Regia: Bill Condon. Sceneggiatura: Jeffrey Hatcher, Nicolas Searle. Montaggio: Virginia Katz. Fotografia: Tobias A. Schliessler. Scenografia: Tamsin Clarke. Costumi: Keith Madden
Interpreti: Helen Mirren, Ian McKellen, Russell Tovey, Patrick Godfrey, Jim Carter, Johannes Haukur Johannesson, Celine Buckens, Mark Lewis Jones, Lilly Dodsworth-Evans.
Produttori: Bill Condon, Andrea Johnston. Distribuzione: Warner Bros Origine: USA, 2019.

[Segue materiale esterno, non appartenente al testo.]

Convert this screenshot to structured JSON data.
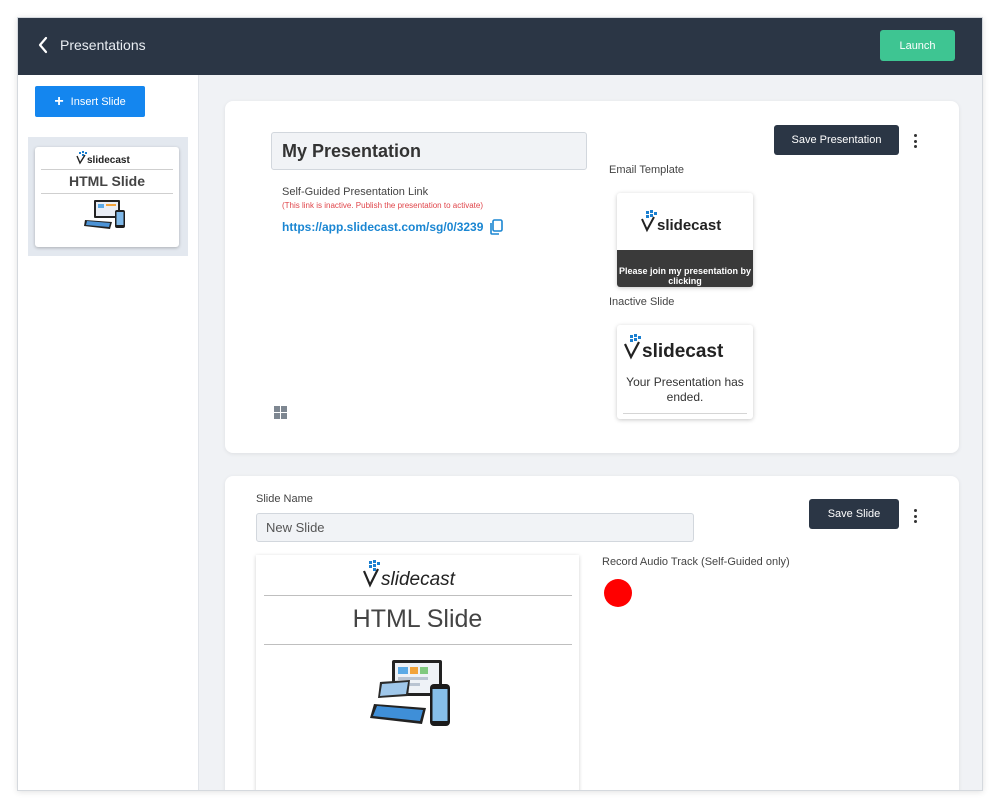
{
  "header": {
    "back_label": "Presentations",
    "launch_label": "Launch"
  },
  "sidebar": {
    "insert_label": "Insert Slide",
    "thumbnail": {
      "logo_text": "slidecast",
      "title": "HTML Slide"
    }
  },
  "presentation": {
    "title": "My Presentation",
    "self_guided_label": "Self-Guided Presentation Link",
    "inactive_note": "(This link is inactive. Publish the presentation to activate)",
    "link": "https://app.slidecast.com/sg/0/3239",
    "save_label": "Save Presentation",
    "email_template_label": "Email Template",
    "email_preview": {
      "logo_text": "slidecast",
      "message": "Please join my presentation by clicking"
    },
    "inactive_slide_label": "Inactive Slide",
    "inactive_preview": {
      "logo_text": "slidecast",
      "message": "Your Presentation has ended."
    }
  },
  "slide": {
    "name_label": "Slide Name",
    "name_value": "New Slide",
    "save_label": "Save Slide",
    "preview": {
      "logo_text": "slidecast",
      "title": "HTML Slide"
    },
    "record_label": "Record Audio Track (Self-Guided only)"
  },
  "colors": {
    "topbar": "#2b3645",
    "launch": "#3ec592",
    "insert": "#1486ef",
    "link": "#1a86d2",
    "warning": "#e0454a",
    "record": "#ff0000"
  }
}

Roy e Betty, ottuagenari, si incontrano grazie a un sito di appuntamenti per la terza età. Tra i due scatta immediatamente un'intesa, che li porta a confessare l'uno all'altra di aver fatto ricorso a qualche bugia. Ma ad essere svelata è solo la punta di un iceberg: Roy vive infatti di raggiri e truffe ai danni di facoltosi e sprovveduti investitori e non rivela niente di tutto questo a Betty. Anzi, continua a mentirle sistematicamente per potersi avvicinare ulteriormente a lei. Condon si affida infatti nuovamente a Ian McKellen per ritornare sui temi che caratterizzavano il suo film migliore, Demoni e dei: un passato inquietante e impossibile da cancellare e il confronto tra generazioni differenti, con la natura machiavellica - sotto l'apparente fragilità - degli anziani che si scontra con quella pragmatica ed elementare dei giovani.
A volte L'inganno perfetto sembra quasi una sintesi tra questo film e un altro caposaldo della carriera di McKellen, L'allievo di Bryan Singer, in cui un ragazzino scopriva che il vecchio signore della porta accanto era in realtà un ex nazista sotto mentite spoglie. L'intento è quello di estendere l'inganno e l'esistenza di doppie o triple verità dal piano diegetico a quello dello spettatore ignaro, guidato per la prima mezzora sui binari di una sorta di romcom della terza età e in seguito sballottato tra generi inaspettati e svolte traumatiche. L'inganno perfetto diviene così un thriller con una curiosa radice nella storia del Novecento, anziché una commedia o un mélo, generi cinematografici che lo stereotipo vorrebbe abbinati inevitabilmente alla senilità di attori e pubblico. L'epilogo differisce per tono e ritmo rispetto alla prima metà del film da far quasi pensare a un rimaneggiamento dell'ultimo momento della sceneggiatura di Jeffrey Hatcher, che vira verso il didascalismo da mélo sulla seconda guerra mondiale dopo aver attraversato momenti di rara brillantezza. Tra questi ultimi in particolare brilla la scena in cui Roy e Betty guardano al cinema Bastardi senza gloria: la discussione che segue tra i due verte sulla percezione, da parte delle nuove generazioni, del falso storico perpetrato nel film da Quentin Tarantino.
Roy sostiene che sia diseducativo raccontare una frottola a ragazzi già così poco propensi ad approfondire le proprie origini, dove Betty invita a non sottovalutare la perspicacia dei più giovani. Un assunto che Condon intende cristallizzare a più riprese, affidando al nipote di Betty, Steven, l'onere di un'indagine rivelatrice e l'onore di un pensiero centrale per il film, sulla persistenza, nei luoghi che hanno ospitato degli eventi di rara empietà, di un'aura negativa e irrazionale.